The median follow-up was 23 months (range, 13-60 months) for glioblastoma multiforme patients and 63 months (range, 21-85 months) for anaplastic glioma patients (Table 4). No patients were lost to follow-up. Nine of twelve GBM patients (75%) experienced local progression, seven of which died during the follow-up period. Six of the twelve anaplastic patients (50%) experienced local progression, four deaths occurred during the clinical follow-up period. The median time to local progression was 16 months for the glioblastoma multiformi group and 33 months for the anaplastic glioma group. The median survival was 18 months for the glioblastoma multiforme group with a two-year survival rate of 37%. The median survival was not reached for the anaplastic glioma group and the 4-year survival rate was 71% (Figure 2). Of those who died in the glioblastoma multiforme group, 7 (89%) had local disease progression and of those who died in the anaplastic glioma group 4 (100%) had local disease progression (Figure 2). The median time to death was 18 months for the glioblastoma multiformi group and 36 months for the anaplastic glioma group. There were no severe (≥ grade 3) radiation complications per the National Cancer Institute Common Terminology Criteria for Adverse Events, Version 3.0 with this conservative treatment strategy.
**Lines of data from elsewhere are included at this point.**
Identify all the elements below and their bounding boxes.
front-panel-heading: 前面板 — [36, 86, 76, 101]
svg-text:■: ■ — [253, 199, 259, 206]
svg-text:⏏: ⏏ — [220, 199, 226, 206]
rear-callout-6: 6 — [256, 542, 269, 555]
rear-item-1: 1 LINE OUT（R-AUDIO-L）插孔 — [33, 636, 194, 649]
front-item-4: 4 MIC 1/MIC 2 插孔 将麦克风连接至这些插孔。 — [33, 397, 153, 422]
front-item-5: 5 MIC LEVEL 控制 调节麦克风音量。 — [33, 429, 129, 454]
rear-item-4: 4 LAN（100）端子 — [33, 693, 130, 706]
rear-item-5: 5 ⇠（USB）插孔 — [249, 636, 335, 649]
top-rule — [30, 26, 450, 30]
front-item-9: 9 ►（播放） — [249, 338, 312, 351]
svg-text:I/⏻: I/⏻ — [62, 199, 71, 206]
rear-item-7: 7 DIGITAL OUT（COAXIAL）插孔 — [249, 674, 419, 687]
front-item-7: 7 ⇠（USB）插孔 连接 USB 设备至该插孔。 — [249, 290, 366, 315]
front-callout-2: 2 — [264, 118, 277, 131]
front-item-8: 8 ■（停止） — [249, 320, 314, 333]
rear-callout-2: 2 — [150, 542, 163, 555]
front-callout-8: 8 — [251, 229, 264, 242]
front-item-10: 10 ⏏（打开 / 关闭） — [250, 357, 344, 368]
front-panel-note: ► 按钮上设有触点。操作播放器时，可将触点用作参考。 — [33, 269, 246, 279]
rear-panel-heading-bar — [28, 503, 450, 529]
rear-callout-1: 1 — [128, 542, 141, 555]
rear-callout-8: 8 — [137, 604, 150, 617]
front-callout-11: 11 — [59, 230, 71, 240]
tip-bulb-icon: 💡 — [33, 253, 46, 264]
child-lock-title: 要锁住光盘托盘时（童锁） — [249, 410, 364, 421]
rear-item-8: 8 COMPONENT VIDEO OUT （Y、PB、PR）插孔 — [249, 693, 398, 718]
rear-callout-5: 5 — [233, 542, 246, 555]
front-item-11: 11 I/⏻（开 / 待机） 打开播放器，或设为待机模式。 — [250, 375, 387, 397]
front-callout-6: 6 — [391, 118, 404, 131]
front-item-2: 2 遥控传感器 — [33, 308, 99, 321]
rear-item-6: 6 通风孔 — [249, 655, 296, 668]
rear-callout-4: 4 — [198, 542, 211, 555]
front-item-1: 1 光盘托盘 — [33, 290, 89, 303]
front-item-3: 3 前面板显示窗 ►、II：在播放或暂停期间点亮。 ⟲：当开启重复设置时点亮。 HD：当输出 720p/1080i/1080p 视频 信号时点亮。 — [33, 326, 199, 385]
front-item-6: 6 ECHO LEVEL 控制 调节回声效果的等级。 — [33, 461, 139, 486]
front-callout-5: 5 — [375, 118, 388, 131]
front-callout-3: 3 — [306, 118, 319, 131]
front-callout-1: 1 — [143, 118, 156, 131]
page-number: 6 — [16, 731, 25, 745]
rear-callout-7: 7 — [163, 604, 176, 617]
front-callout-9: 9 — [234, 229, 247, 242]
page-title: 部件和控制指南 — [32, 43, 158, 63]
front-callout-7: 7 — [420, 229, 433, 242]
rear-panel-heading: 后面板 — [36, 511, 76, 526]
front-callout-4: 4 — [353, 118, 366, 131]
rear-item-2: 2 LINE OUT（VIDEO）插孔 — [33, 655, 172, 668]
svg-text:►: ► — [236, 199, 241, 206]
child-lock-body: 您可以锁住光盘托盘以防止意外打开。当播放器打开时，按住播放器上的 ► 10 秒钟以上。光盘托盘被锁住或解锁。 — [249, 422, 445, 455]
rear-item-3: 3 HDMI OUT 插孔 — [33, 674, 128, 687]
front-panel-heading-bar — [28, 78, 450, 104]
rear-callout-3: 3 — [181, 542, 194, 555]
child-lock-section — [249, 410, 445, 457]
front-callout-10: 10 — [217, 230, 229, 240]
Ultimately, 16 patients experienced local progression during follow-up (Table 5). Salvage surgery was clinically indicated and pursued in 10 patients, 4 with glioblastoma multiforme and 6 with anaplastic glioma. Each surgery confirmed recurrent glioma with treatment effect. Necrosis was not observed in the absence of tumor progression. Five patients completed salvage chemotherapy, 3 from the glioblastoma multiformi group and 2 from the anaplastic glioma group. A single glioblastoma multiforme patient survived 10 weeks following salvage CyberKnife radiosurgery.